Bill Miner

Dr. William R. Miner, a resident of Arbor Glen in Bridgewater since March 2000, died there on Feb. 11, 2017. He was 92.

Actively involved in the Arbor Glen community, he was selected a Living Treasure in 2002, served as vice president and president of the Residents Association, 2004-08. In 2008-11, he was the first elected resident representative member of the Arbor Glen governing board.

Born in Wooster on April 13, 1924, he earned a B.A. degree from Hiram College (1945), an MSW from the University of Michigan (1950), a PhD. from Brandeis University (1976), and received an honorary LLD from The College of Wooster (1969).

Miner had a varied career in the USA and overseas spanning more than 50 years. He worked for the YMCA and a pilot community service delivery project in Detroit, Mich., and for the county tuberculosis association in Indianapolis, Ind.

His first overseas assignment was with the American Friends Service Committee (Quakers) in an Arab village development project in Israel. He later served as the United Nations Community Development Expert to the Government of Liberia.

Miner was on the staff of the U.S. foreign aid agency (USAID) for 38 years. There were short-term assignments as community development adviser to the national governments of Korea, Tanzania and Togo. He served for four years in that capacity to the Government of Kenya, two years before and after independence. In headquarters in Washington, D.C., he worked in four geographic bureaus and four central technical bureaus. He was founding director of the Office of Urban Development, a position he held for 10 years. He was official U.S.A. delegate to international meetings in London, Paris, Rome, Geneva, Manila, Mexico City, Rio de Janeiro, Tokyo, Vancouver and New York, and was a permanent U.S.A. representative on the United Nations Commission on Human Settlements. Miner retired in 1998.
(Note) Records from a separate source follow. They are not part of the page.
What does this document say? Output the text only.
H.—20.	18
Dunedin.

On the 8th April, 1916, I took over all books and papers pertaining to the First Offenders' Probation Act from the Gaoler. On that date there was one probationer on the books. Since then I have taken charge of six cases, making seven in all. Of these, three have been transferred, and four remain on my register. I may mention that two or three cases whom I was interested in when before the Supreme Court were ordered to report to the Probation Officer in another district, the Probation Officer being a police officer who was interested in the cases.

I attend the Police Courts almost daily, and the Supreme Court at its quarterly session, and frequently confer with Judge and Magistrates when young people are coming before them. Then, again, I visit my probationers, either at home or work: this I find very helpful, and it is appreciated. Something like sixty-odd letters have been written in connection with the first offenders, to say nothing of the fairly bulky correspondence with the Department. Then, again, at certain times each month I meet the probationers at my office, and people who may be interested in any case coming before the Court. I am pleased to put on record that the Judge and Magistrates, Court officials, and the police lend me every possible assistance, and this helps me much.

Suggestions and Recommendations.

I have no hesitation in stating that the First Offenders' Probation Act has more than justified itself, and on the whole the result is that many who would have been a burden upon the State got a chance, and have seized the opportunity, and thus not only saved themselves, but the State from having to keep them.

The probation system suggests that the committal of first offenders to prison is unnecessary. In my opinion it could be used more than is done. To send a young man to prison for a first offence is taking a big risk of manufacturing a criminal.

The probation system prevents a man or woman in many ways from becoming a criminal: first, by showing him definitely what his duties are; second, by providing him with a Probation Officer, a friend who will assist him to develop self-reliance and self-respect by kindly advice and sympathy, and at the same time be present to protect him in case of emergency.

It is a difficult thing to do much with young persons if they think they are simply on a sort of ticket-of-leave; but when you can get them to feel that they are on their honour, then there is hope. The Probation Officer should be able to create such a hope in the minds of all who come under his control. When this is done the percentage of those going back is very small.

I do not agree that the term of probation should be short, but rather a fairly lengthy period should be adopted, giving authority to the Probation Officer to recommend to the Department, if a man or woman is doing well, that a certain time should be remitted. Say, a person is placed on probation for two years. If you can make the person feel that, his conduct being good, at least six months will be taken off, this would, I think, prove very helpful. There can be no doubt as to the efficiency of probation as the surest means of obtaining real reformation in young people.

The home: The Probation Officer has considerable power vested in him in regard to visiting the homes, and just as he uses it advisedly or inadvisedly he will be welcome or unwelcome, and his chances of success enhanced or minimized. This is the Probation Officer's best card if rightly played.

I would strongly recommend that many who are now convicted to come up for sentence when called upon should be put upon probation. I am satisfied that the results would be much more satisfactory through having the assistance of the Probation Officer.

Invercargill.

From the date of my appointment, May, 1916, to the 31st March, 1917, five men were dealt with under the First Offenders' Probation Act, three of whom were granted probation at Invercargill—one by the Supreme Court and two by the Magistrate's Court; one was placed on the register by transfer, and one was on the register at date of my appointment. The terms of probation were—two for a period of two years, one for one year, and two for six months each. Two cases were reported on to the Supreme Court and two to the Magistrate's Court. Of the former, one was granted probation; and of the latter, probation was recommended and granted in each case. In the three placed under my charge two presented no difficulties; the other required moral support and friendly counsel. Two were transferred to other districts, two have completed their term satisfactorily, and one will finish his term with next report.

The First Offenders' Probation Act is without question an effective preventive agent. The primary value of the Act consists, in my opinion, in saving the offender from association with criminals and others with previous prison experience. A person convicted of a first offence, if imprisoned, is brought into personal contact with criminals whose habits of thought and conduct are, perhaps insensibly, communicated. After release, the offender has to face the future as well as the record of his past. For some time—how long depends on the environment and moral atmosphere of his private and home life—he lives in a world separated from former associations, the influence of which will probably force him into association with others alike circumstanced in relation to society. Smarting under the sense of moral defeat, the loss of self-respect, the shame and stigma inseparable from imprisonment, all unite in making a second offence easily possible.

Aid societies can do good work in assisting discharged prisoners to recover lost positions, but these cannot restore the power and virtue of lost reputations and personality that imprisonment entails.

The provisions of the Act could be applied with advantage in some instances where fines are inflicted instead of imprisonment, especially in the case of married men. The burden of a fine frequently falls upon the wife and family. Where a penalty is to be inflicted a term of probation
He was a founding member of the National Association of Social Workers and its Academy of Certified Social Workers and member emeritus of the American Public Health Association. He also was a member of The Presbyterian Church at Bound Brook, N.J. As a tenor soloist, he performed in the U.S.A. and overseas.

Surviving are his wife, LaVerne; his stepson, Edward Wright (Meghan); a foster sister, Shirley Smith; and many nieces and nephews.